Yoshiyasua

Scientific classification
- Kingdom: Animalia
- Phylum: Arthropoda
- Clade: Pancrustacea
- Class: Insecta
- Order: Lepidoptera
- Family: Crambidae
- Subfamily: Musotiminae
- Genus: Yoshiyasua Kemal & Koçak, 2005
- Species: Y. yasudai
- Binomial name: Yoshiyasua yasudai (Yoshiyasu, 1985)
- Synonyms: Melanochroa Yoshiyasu, 1985 (non Roeder, 1886: preoccupied); Melanochroa yasudai Yoshiyasu, 1985;

= Yoshiyasua =

- Authority: (Yoshiyasu, 1985)
- Synonyms: Melanochroa Yoshiyasu, 1985 (non Roeder, 1886: preoccupied), Melanochroa yasudai Yoshiyasu, 1985
- Parent authority: Kemal & Koçak, 2005

Genus of moths

Yoshiyasua is a grass moth genus (family Crambidae) of subfamily Musotiminae.

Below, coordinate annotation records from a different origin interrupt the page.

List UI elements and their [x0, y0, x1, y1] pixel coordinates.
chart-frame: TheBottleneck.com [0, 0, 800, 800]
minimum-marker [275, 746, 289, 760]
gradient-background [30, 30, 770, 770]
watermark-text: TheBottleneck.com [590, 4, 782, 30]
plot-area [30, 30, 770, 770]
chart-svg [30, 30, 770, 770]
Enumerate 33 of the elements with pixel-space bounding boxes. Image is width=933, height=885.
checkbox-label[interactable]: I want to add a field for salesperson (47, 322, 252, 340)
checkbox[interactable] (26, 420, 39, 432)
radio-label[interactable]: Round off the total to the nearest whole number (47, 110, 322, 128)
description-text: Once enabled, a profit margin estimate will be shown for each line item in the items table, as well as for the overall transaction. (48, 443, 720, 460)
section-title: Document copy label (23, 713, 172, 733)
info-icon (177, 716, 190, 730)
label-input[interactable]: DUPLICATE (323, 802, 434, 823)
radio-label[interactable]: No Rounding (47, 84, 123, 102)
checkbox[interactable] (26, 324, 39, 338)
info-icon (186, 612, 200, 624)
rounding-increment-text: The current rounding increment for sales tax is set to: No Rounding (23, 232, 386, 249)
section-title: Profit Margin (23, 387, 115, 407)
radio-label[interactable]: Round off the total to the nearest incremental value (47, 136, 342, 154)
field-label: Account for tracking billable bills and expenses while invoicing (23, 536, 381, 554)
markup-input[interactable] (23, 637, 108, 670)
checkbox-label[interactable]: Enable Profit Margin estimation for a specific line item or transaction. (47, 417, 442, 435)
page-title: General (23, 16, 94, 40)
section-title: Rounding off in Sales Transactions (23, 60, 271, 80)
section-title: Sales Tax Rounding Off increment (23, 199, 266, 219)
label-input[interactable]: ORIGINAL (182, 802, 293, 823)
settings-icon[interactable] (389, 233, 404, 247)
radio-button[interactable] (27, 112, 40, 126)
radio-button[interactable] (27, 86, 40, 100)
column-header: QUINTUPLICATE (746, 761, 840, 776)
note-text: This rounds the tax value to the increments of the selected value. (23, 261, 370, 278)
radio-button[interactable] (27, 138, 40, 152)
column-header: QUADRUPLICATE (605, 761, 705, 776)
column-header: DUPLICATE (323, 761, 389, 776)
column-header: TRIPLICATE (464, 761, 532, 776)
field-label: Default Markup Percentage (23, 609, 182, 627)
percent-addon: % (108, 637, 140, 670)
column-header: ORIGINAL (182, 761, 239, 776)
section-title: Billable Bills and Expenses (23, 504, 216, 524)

Some authors have placed it in the snout moth family (Pyralidae), where all grass moths were once also included, but this seems to be in error. The genus contains only one species, Yoshiyasua yasudai, which is found in Japan, where it has been recorded from the Ryukyu Islands.

==Etymology==
The name refers to the genus' describer, entomologist Yutaka Yoshiyasu of Kyoto Prefectural University. The original name chosen by Yoshiyasu, Melanochroa, had to be changed because it properly refers to a genus of soldier flies (family Stratiomyidae, subfamily Stratiomyinae, tribe Prosopochrysini) described in 1886 already.